Of the 30 stocks, 17 are new to the portfolio. In general, stocks with higher yielders and/or higher earnings growth firms replaced the stocks that were sold. The Utilities, Info Tech and Materials sectors experienced the highest turnover. Below is a Yield-Payout matrix that shows most stocks concentrating in the high-yield/high-payout region of the table. Excluding MLPs and REITs, the portfolio yields 3.59% with an average payout of 64%.
High Payout (>60%)
Texas Inst (TXN)
Northeast Util (NU)
Procter & Gamble (PG)
General Mills (GIS)
Kimberly Clark (KMB)
Emerson Electric (EMR)
Air Products (APD)
Harris Corp (HRS)
High Yield (3.5%+)
Enterprise Product Partners (EPD)
Genesis Energy (GEL)
Kinder Morgan (KMP)
Alliance Resource Partners (ARLP)
National Health Investors (NHI)
Digital Realty Trust (DLR)
Omega HC Inv (OHI)
Waste Mgmt (WM)
Shaw Comm (SJR)
Dominion Res (D)
Avista Corp (AVA)
Lockheed Martin (LMT)
Conoco Phillips (COP)
Tax Considerations and Substitutions
While I like the diversity that the foreign ADRs and MLPs add to the portfolio, they add tax considerations.
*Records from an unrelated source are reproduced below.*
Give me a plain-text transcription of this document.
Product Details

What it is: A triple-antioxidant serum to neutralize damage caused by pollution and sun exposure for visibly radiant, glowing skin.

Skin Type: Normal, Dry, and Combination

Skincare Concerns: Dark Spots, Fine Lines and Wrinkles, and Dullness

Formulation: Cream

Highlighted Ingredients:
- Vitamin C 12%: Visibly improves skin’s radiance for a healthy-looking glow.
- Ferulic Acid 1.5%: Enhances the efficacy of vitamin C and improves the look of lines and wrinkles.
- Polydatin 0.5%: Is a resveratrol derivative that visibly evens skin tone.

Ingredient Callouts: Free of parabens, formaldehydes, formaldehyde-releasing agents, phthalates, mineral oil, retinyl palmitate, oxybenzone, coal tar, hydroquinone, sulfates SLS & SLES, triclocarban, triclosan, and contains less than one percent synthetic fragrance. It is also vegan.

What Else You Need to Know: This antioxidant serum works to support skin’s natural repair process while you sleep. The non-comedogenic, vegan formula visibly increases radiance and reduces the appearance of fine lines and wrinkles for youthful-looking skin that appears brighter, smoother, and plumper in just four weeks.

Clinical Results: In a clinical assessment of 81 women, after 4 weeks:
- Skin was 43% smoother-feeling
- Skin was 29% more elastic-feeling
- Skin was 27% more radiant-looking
I'm not an accountant, so if others have more accurate information, please post it.
- SJR should be fine for an IRA, as Canada does not withhold taxes on IRA dividends.
- NVS is Swiss, and from what I've read, an investor can submit a claim for withholdings above 15%, plus you can claim a US tax credit for the rest [non-IRA accounts].
- Investors can purchase Kinder Morgan's KMR (KMR) shares instead of KMP to avoid UBTI tax issues in an IRA. The other MLPs could be a concern for an IRA with respect to UBTI.
I updated the virtual DG-IncomeGrowth portfolio with the new holdings as of the closing prices on April 1, 2013. The total account value was $439,266.32, so approximately $14,625 was invested in each of the 30 stocks after commissions of $420.65. I will continue to track this portfolio and report on its performance relative to the S&P, S&P Dividend ETF and the other DG model portfolios. The next full rebalance will occur in October 2013. If any stocks cut their dividend, get bought out, or exhibit the -20% gap rule, they will be removed and replaced with another stock from the same sector based on the screening process.
I welcome feedback on this screening and selection process, as I continue to refine it based on comments, observations and new learning. I hope SA members find the process and the recommended list useful for identifying potential candidates for their portfolios.